Barletta has continued to discuss the possibility of running internally, with Republicans, and on Monday said in an interview, “I am definitely very seriously considering it.”

To help him in his decision-making, Barletta has forged another connection to Donald Trump, saying that he hired a newly formed political consulting firm that includes Bill Stepien, Trump's former campaign manager and White House political director.

The website for Barletta's new political action committee, Change PAC, lays out his views on a range of topics and on how they affect Pennsylvania. The PAC, he said, is not an announcement that he is running, but “people across Pennsylvania have been encouraging me to get involved in statewide issues and the PAC gives me a platform to do it.”

Barletta, 65, was a staunch and early supporter of Trump during the 2016 Republican presidential primary race from his perch in Congress in a northeastern Pennsylvania district where Trump made a particularly strong showing.

Barletta won the seat during 2010's Republican wave after rising to national prominence as the mayor of small-city Hazleton, where he tried to combat illegal immigration through tough municipal laws. His strategy was copied by dozens of other cities across the U.S., but his Hazleton ordinances were never enforced before the U.S. Supreme Court struck them down in 2014.

He appeared on stage at Trump’s rallies, served on the executive committee of Trump’s transition team and, in Congress, introduced a bill to fund the construction of a wall along the U.S.-Mexico border in an effort to help Trump fulfill a key campaign promise.

Despite his close relationship with Trump, Barletta's was unable to make that support translate to the 2018 race for U.S. Senate and lost by 13 percentage points to the incumbent, Democratic U.S. Sen. Bob Casey. After Barletta lost, he remained engaged with politics, getting involved with Trump’s unsuccessful reelection campaign in Pennsylvania.

Still, if he runs, Barletta would likely be considered the front-runner in what could be a crowded GOP primary next spring.

Gov. Tom Wolf, a Democrat, is constitutionally term-limited from serving a third term, leaving the governor's office without an incumbent running for the first time since 2010.

Attorney General Josh Shapiro is widely expected to seek the Democratic nomination, and his success in two statewide contests and fundraising prowess have given pause to other Democrats thinking of running for the office.

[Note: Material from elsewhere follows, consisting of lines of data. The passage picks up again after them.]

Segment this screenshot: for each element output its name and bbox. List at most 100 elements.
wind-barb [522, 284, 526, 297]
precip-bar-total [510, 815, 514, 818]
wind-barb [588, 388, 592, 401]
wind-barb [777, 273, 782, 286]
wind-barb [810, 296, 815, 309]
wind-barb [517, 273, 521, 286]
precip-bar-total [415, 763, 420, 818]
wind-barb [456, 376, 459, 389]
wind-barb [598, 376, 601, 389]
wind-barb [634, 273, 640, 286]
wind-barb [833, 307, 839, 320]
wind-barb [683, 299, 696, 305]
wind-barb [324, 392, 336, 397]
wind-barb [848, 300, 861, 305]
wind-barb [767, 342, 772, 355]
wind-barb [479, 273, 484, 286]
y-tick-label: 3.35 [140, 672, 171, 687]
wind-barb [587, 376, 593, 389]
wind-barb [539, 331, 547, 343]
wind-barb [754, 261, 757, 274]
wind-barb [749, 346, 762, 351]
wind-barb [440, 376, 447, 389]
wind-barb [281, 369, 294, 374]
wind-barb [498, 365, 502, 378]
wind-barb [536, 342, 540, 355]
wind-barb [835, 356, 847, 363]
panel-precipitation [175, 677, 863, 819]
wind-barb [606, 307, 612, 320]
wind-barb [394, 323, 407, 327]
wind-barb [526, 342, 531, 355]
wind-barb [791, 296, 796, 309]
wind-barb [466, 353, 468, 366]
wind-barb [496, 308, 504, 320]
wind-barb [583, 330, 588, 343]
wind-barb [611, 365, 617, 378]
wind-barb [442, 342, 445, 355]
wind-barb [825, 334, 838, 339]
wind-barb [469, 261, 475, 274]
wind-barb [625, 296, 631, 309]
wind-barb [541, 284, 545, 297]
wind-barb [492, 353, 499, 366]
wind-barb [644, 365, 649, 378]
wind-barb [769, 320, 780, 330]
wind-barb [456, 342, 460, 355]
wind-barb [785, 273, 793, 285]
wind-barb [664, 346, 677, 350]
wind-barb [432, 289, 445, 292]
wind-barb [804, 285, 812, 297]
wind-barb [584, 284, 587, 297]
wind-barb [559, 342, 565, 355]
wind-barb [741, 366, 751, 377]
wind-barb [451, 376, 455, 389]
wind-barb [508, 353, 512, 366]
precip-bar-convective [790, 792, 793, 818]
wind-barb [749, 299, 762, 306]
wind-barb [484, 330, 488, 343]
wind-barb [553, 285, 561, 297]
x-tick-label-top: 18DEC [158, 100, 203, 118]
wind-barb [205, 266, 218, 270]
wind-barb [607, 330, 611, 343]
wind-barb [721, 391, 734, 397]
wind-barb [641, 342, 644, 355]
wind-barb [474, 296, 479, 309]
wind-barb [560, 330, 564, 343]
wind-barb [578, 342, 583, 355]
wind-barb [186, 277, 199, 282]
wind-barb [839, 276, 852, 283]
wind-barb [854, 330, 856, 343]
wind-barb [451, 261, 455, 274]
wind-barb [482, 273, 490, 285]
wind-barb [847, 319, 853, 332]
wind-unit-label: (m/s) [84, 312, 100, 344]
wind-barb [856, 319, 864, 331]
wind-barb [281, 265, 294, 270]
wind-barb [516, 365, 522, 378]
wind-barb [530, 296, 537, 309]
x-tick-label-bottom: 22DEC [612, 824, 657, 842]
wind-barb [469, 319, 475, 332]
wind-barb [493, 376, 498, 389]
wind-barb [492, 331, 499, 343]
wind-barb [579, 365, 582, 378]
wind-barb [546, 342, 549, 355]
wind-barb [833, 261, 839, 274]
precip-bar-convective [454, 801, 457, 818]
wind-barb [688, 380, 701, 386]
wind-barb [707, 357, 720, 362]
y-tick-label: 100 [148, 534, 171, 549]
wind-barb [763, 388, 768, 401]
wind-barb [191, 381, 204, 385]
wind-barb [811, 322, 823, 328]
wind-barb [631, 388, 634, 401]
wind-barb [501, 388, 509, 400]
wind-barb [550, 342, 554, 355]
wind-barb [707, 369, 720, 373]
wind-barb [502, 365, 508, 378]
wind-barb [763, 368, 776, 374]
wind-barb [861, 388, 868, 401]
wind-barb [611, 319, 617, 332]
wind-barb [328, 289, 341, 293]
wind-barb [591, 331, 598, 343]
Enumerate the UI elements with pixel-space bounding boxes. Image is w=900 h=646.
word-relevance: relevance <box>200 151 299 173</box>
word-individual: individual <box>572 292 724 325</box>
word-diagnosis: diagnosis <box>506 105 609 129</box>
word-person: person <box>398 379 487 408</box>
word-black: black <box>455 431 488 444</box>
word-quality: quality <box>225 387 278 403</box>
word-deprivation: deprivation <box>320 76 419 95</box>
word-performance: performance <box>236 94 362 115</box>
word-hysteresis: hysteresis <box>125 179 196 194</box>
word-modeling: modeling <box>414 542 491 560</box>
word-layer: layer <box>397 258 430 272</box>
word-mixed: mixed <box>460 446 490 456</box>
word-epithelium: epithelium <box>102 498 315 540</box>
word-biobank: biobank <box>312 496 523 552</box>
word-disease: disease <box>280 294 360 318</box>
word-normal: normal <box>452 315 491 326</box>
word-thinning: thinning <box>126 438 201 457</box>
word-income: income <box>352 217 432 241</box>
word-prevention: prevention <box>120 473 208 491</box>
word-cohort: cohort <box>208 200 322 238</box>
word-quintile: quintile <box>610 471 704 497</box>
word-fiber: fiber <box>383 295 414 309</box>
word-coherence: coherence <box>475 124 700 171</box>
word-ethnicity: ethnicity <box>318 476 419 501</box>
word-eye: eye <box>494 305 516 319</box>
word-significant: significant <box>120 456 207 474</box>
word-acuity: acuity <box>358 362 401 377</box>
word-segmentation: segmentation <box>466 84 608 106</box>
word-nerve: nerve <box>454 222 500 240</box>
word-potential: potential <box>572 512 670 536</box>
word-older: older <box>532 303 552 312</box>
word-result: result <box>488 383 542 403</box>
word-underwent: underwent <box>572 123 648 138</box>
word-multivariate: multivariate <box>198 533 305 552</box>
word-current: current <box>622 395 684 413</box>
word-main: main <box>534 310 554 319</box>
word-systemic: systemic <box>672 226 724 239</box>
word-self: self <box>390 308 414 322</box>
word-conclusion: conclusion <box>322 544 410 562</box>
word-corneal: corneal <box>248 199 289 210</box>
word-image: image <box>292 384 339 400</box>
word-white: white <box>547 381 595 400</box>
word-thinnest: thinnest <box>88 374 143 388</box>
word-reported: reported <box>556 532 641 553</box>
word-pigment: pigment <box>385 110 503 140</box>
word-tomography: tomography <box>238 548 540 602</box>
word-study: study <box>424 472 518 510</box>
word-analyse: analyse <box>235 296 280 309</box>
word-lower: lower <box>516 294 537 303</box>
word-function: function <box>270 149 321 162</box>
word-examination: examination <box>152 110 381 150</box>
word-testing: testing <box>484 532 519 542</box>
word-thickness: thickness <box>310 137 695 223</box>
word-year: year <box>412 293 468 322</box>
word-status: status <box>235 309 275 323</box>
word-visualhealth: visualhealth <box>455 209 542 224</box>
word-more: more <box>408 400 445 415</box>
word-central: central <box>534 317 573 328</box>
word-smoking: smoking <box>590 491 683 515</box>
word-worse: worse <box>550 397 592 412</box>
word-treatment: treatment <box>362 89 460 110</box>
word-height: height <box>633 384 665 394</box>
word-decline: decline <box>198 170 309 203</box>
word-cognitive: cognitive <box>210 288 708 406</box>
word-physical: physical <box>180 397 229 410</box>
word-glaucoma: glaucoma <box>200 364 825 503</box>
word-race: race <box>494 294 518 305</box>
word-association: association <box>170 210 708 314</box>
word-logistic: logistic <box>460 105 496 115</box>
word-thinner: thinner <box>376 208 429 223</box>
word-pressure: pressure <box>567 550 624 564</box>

On the Republican side, U.S. Rep. Dan Meuser — who succeeded Barletta in Congress and lives near Barletta — has said he is interested in running for governor, and the top federal prosecutor in Philadelphia appointed by Trump, William McSwain, has told Republican officials that he is seriously considering running for governor.

McSwain last month began Freedom PA, a political action committee to raise money.

Joe Gale, a Montgomery County commissioner, has said he is running, while freshman state Sen. Doug Mastriano from Franklin County and second-term state Sen. Dan Laughlin from Erie County have said they are considering running.

The name of former Lt. Gov. Jim Cawley, currently a vice president at Temple University, routinely comes up in Republican circles as a possible candidate, but Cawley himself has stayed quiet publicly about whether he will run.